Petaluma’s Phoenix to feature a night of short-order Shakspeare

An evening of Shakespeare shorts with $500 prize|

Everyone’s heard that famous Shakespeare speech (or some of it, anyway) about how all the world is a stage, and how men and woman are just actors walking on and off. How each one of us gets to play a lot of different parts in their life, beginning with the role of a baby (“Mewling and puking,” thanks Shakespeare!) and a whining student, then a young lover, “Sighing like a furnace.” Then on into playing an elderly individual (“Last scene of all, that ends this strange history”), with some fairly alarming-but-accurate descriptions of what playing that part entails (“sans teeth, sans eyes. Sans everything …”).

It’s actually a great speech.

And the point that old Shakespeare is making in it - that our lives are endless opportunities to perform short little scenes, all linked together into one big show called human existence - is especially interesting in the context of this weekend’s “A Night of Shakespeare Shorts” at the Phoenix Theater, Saturday, April 6, at 8 p.m.

Partly a Shakespeare showcase and birthday party (the playwright turns 455 on April 26) and partly a big fundraiser (for Petaluma Shakespeare Company), the event is also a community variety show blended with a TV-style, Shakespeare-themed performance competition (maybe they should have called it “So You Think You Can Act?”). The word-powered extravaganza features dozens of Sonoma County actors performing short scenes from Shakespeare plays, resulting in one team taking home a $500 prize for Best Scene of the Evening. There will also be secondary prizes of $100 for Best Dramatic Scene and Best Comedic Scene.

“A Night of Shakespeare Shorts” is a group effort, co-created by Crispin Clarke (of Petaluma’s Shakesprints card company), the Phoenix Theater, and artists from Petaluma Shakespeare Company, which annually stages free Shakespeare on the Foundry Wharf lawn. Organizers began soliciting applications from local actors in the fall of last year. Each scene must be lifted from a Shakespeare play, and be no longer than 10-minutes. Creativity and entertainment value will be considered in judging each scene, which will be performed with live musical interludes performed by local musicians. The secondary prizes will be awarded based on audience reaction, but the big $500 prize will be decided on by a panel of esteemed Bay Area Shakespeare aficionados and experts.

Those judges will include Beth Kellerman Fouts (Education Director of Marin Shakespeare Company), director David Lear (Artistic Director of Shakespeare in the Cannery), actor-director Sheri Lee Miller (Artistic Director of Spreckels Performing Arts Center), Chloe Bronzan (of Symmetry Theater Company and Shakespeare Festival in San Miguel de Allende, Mexico) and Barton Smith (Universal Studios fight choreographer).

Petaluma’s own Professor John Langdon, recently returned from London - where he’s been teaching Shakespeare in the Bard’s own original stomping grounds – will be hosting the event, dropping informational tidbits about Shakespeare along the way. In addition, the show will include a live comedic performance by Petaluma actor Jeffrey Weissman, who’s appeared on many local stages and in the films “Back to the Future II & II,” “Pale Rider” and “Twilight Zone: The Movie.”

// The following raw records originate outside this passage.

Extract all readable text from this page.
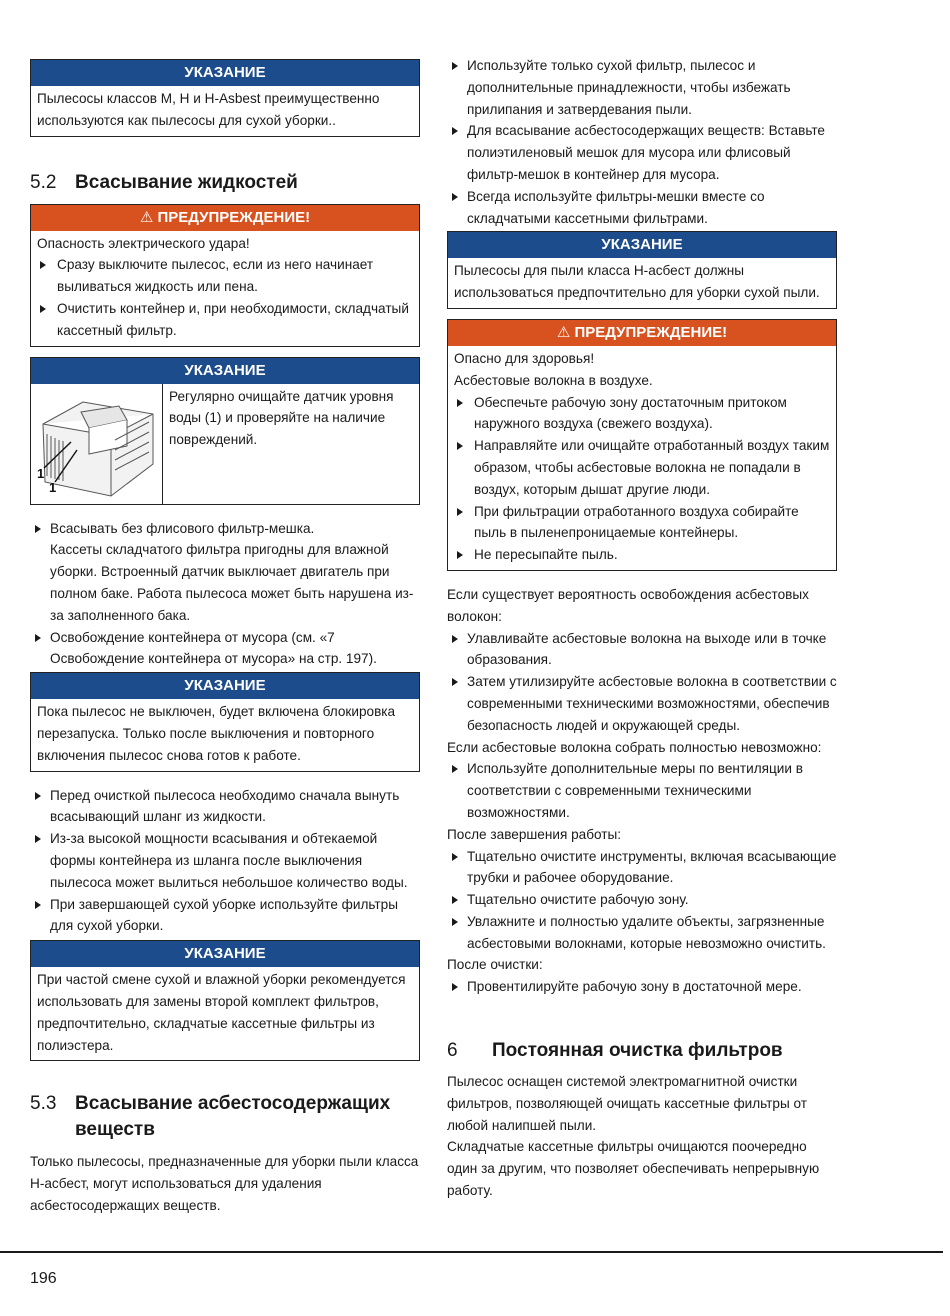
УКАЗАНИЕ

Пылесосы классов M, H и H-Asbest преимущественно используются как пылесосы для сухой уборки..

5.2 Всасывание жидкостей
⚠ ПРЕДУПРЕЖДЕНИЕ!

Опасность электрического удара!

Сразу выключите пылесос, если из него начинает выливаться жидкость или пена.
Очистить контейнер и, при необходимости, складчатый кассетный фильтр.
УКАЗАНИЕ
1
1
Регулярно очищайте датчик уровня воды (1) и проверяйте на наличие повреждений.
Всасывать без флисового фильтр-мешка.

Кассеты складчатого фильтра пригодны для влажной уборки. Встроенный датчик выключает двигатель при полном баке. Работа пылесоса может быть нарушена из-за заполненного бака.

Освобождение контейнера от мусора (см. «7 Освобождение контейнера от мусора» на стр. 197).
УКАЗАНИЕ

Пока пылесос не выключен, будет включена блокировка перезапуска. Только после выключения и повторного включения пылесос снова готов к работе.

Перед очисткой пылесоса необходимо сначала вынуть всасывающий шланг из жидкости.
Из-за высокой мощности всасывания и обтекаемой формы контейнера из шланга после выключения пылесоса может вылиться небольшое количество воды.
При завершающей сухой уборке используйте фильтры для сухой уборки.
УКАЗАНИЕ

При частой смене сухой и влажной уборки рекомендуется использовать для замены второй комплект фильтров, предпочтительно, складчатые кассетные фильтры из полиэстера.

5.3 Всасывание асбестосодержащих веществ

Только пылесосы, предназначенные для уборки пыли класса H-асбест, могут использоваться для удаления асбестосодержащих веществ.

Используйте только сухой фильтр, пылесос и дополнительные принадлежности, чтобы избежать прилипания и затвердевания пыли.
Для всасывание асбестосодержащих веществ: Вставьте полиэтиленовый мешок для мусора или флисовый фильтр-мешок в контейнер для мусора.
Всегда используйте фильтры-мешки вместе со складчатыми кассетными фильтрами.
УКАЗАНИЕ

Пылесосы для пыли класса H-асбест должны использоваться предпочтительно для уборки сухой пыли.

⚠ ПРЕДУПРЕЖДЕНИЕ!

Опасно для здоровья!

Асбестовые волокна в воздухе.

Обеспечьте рабочую зону достаточным притоком наружного воздуха (свежего воздуха).
Направляйте или очищайте отработанный воздух таким образом, чтобы асбестовые волокна не попадали в воздух, которым дышат другие люди.
При фильтрации отработанного воздуха собирайте пыль в пыленепроницаемые контейнеры.
Не пересыпайте пыль.

Если существует вероятность освобождения асбестовых волокон:

Улавливайте асбестовые волокна на выходе или в точке образования.
Затем утилизируйте асбестовые волокна в соответствии с современными техническими возможностями, обеспечив безопасность людей и окружающей среды.

Если асбестовые волокна собрать полностью невозможно:

Используйте дополнительные меры по вентиляции в соответствии с современными техническими возможностями.

После завершения работы:

Тщательно очистите инструменты, включая всасывающие трубки и рабочее оборудование.
Тщательно очистите рабочую зону.
Увлажните и полностью удалите объекты, загрязненные асбестовыми волокнами, которые невозможно очистить.

После очистки:

Провентилируйте рабочую зону в достаточной мере.
6 Постоянная очистка фильтров

Пылесос оснащен системой электромагнитной очистки фильтров, позволяющей очищать кассетные фильтры от любой налипшей пыли.

Складчатые кассетные фильтры очищаются поочередно один за другим, что позволяет обеспечивать непрерывную работу.

196
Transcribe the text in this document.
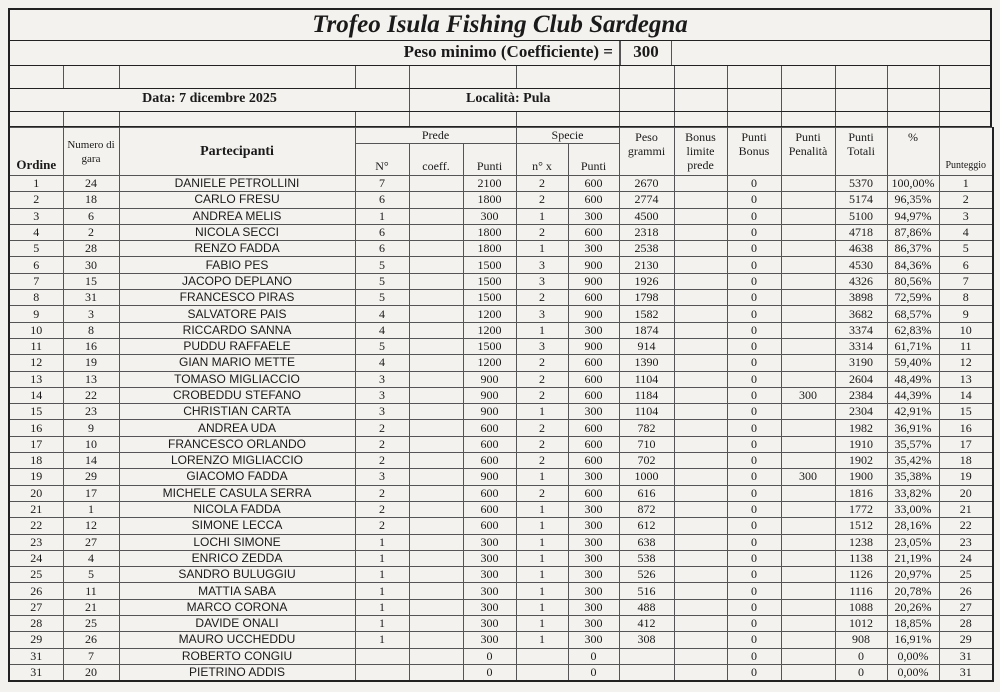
Trofeo Isula Fishing Club Sardegna
Peso minimo (Coefficiente) =	300
Data: 7 dicembre 2025	Località: Pula
Ordine	Numero di gara	Partecipanti	Prede			Specie		Peso grammi	Bonus limite prede	Punti Bonus	Punti Penalità	Punti Totali	%	Punteggio
			N°	coeff.	Punti	n° x	Punti							
1	24	DANIELE PETROLLINI	7		2100	2	600	2670		0		5370	100,00%	1
2	18	CARLO FRESU	6		1800	2	600	2774		0		5174	96,35%	2
3	6	ANDREA MELIS	1		300	1	300	4500		0		5100	94,97%	3
4	2	NICOLA SECCI	6		1800	2	600	2318		0		4718	87,86%	4
5	28	RENZO FADDA	6		1800	1	300	2538		0		4638	86,37%	5
6	30	FABIO PES	5		1500	3	900	2130		0		4530	84,36%	6
7	15	JACOPO DEPLANO	5		1500	3	900	1926		0		4326	80,56%	7
8	31	FRANCESCO PIRAS	5		1500	2	600	1798		0		3898	72,59%	8
9	3	SALVATORE PAIS	4		1200	3	900	1582		0		3682	68,57%	9
10	8	RICCARDO SANNA	4		1200	1	300	1874		0		3374	62,83%	10
11	16	PUDDU RAFFAELE	5		1500	3	900	914		0		3314	61,71%	11
12	19	GIAN MARIO METTE	4		1200	2	600	1390		0		3190	59,40%	12
13	13	TOMASO MIGLIACCIO	3		900	2	600	1104		0		2604	48,49%	13
14	22	CROBEDDU STEFANO	3		900	2	600	1184		0	300	2384	44,39%	14
15	23	CHRISTIAN CARTA	3		900	1	300	1104		0		2304	42,91%	15
16	9	ANDREA UDA	2		600	2	600	782		0		1982	36,91%	16
17	10	FRANCESCO ORLANDO	2		600	2	600	710		0		1910	35,57%	17
18	14	LORENZO MIGLIACCIO	2		600	2	600	702		0		1902	35,42%	18
19	29	GIACOMO FADDA	3		900	1	300	1000		0	300	1900	35,38%	19
20	17	MICHELE CASULA SERRA	2		600	2	600	616		0		1816	33,82%	20
21	1	NICOLA FADDA	2		600	1	300	872		0		1772	33,00%	21
22	12	SIMONE LECCA	2		600	1	300	612		0		1512	28,16%	22
23	27	LOCHI SIMONE	1		300	1	300	638		0		1238	23,05%	23
24	4	ENRICO ZEDDA	1		300	1	300	538		0		1138	21,19%	24
25	5	SANDRO BULUGGIU	1		300	1	300	526		0		1126	20,97%	25
26	11	MATTIA SABA	1		300	1	300	516		0		1116	20,78%	26
27	21	MARCO CORONA	1		300	1	300	488		0		1088	20,26%	27
28	25	DAVIDE ONALI	1		300	1	300	412		0		1012	18,85%	28
29	26	MAURO UCCHEDDU	1		300	1	300	308		0		908	16,91%	29
31	7	ROBERTO CONGIU			0		0			0		0	0,00%	31
31	20	PIETRINO ADDIS			0		0			0		0	0,00%	31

The idea for the Shakespeare Shorts show was reportedly the result of a conversation between the producing parties, musing about how to create more local performance opportunities for gifted young actors. That April is the month of Shakespeare’s birthday made it the logical time to hold such a show, and with the Phoenix Theater already ensconced as Petaluma’s primary arts center for young folks, it was a no brainer that the event should take place right there.

A Kickstarter campaign was held last year to raise the money for prizes and other expenses.

In addition to the prize money, it’s no small thing that the contestants will be strutting their stuff in front of some of the most important theater-makers in the area. Just don’t call it an “audition.” In fact, the producers would prefer we call it a birthday party, because that’s a big part of what it is. There will even be a birthday cake for good old William S.

“All the world” might be a stage, but this weekend, the stage that counts is the one at the Phoenix. And the participating young actors are definitely more than “merely players.” Some of them just might be playing a part in the future of Sonoma County theater.